My great grandfather Jim came to the house after my grandmother’s women folks had gotten the baby ready for the grave. He took the baby and put it in a wicker basket. My grandmother got ready to go to. She had just turned 20 and had been independent, teaching, on her own at school for some time before she married. Great grandfather Jim touched her shoulder, “Naw. It’s too much.” And my grandmother stayed on the steps of that cabin and watched as he, my grandfather Percy, some of his brothers (there were sixteen all together) and a few mourners carried the child to the impotent. yard of Wondrous Home Baptist Church. The plot had already been dug. He would have company. My great great grandfather, William Watson Staples, who spent the first thirty-five years of his life as a house slave on a small farm in French Lick, Mississippi was already resting there.
Great grandpa Jim lowered his huge body to the ground after the preacher had preached, the verse had been read, and a pitiful song had been submitted to that impossibly dreary day in the early summer of 1938. His body flat against the ground and his arms reaching way down. All my people have always been taller than most but not so much that they don’t look human. His arms were long enough softly land the baby’s homemade casket into it’s space. The men covered the hole and left.
My grandfather walked into the house and there was no sound for many days to come. The two of them had been friends since the Staples first came over from Drew in 1921. The Staples were the epitome of rowdy. Full of life. Bustling. Hard drinking. Hard working. Adhering to a code unknown to them verbally but fully realized by their family structure. They were a clan in the truest sense. Disputes were settled by the elders. Big Jim, Ole Mane Warren, and until his death, their patriarch WW. They went from being ruled by the owners of the Dockery plantation to owning their own land, land tenure, in the early days of 1921. When they came into the town of Mound Bayou, Mississippi all took note. An entire village of Black men ready to take wives, make children, and live a good life. It wasn’t long before family after family were absorbed into the Staples. Two sisters from the Townsend family. Several girl cousins from the Herrons and the Keys. None of them knowing that the death of this tiny baby would change all of their lives. My grandmother no longer loved her life in the historic all-Black town. She knew that if her baby would have been able to be put into an incubator, he would have lived. She was an avid reader, a fact of which my grandfather was always proud, and knew about such things.

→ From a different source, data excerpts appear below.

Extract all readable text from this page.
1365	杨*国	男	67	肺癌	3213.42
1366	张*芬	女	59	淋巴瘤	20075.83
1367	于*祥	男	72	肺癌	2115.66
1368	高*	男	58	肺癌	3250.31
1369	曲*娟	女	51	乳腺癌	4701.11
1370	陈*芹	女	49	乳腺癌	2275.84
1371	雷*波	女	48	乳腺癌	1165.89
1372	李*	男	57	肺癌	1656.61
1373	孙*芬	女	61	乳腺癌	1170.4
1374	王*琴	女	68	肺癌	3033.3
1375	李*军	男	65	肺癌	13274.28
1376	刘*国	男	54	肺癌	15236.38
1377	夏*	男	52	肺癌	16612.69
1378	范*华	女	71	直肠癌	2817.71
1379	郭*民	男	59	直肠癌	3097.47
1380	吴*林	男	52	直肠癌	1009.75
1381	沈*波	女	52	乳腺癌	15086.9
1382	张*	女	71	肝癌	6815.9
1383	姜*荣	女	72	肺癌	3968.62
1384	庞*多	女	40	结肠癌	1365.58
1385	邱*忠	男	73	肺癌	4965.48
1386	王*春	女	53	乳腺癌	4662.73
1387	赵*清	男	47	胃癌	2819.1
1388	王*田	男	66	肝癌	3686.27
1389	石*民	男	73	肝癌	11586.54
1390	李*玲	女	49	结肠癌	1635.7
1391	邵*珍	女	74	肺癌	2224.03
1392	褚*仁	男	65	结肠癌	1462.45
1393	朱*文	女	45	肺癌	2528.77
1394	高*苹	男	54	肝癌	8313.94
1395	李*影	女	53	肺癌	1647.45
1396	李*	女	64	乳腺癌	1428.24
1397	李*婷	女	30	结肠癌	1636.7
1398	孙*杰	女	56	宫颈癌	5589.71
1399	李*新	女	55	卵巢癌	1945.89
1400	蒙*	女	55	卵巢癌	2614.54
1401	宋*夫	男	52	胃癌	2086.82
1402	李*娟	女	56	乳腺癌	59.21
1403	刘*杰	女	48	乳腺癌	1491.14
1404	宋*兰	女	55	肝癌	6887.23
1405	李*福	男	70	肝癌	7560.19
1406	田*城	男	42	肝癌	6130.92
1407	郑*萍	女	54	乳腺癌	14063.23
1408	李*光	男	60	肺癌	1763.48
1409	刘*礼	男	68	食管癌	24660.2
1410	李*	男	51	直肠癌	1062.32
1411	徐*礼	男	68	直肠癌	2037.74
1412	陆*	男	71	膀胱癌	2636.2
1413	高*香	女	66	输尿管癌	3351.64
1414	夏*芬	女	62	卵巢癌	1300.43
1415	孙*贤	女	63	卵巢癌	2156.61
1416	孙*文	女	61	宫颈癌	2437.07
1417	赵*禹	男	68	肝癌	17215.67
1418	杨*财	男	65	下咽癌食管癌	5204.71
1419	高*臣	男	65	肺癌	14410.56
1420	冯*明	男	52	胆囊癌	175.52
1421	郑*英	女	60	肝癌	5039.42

Because of the death of that child he left Mound Bayou to make a place for them in St. Louis. Great changes came in that town over the next twenty years. The Black folks built themselves a hospital (the Taborian Hospital) and the White folks figured out a way to get most of them off of their land. They sprayed the crops from the air and suddenly the yields grew lower while the sickness of the people of the town grew higher. More men became slaves in the prison industrial complex. And there were tales of women who couldn’t get big after visiting the White folks hospitals and clinics. By then, the early 1960’s, my grandparents had been in St. Louis for over 20 years.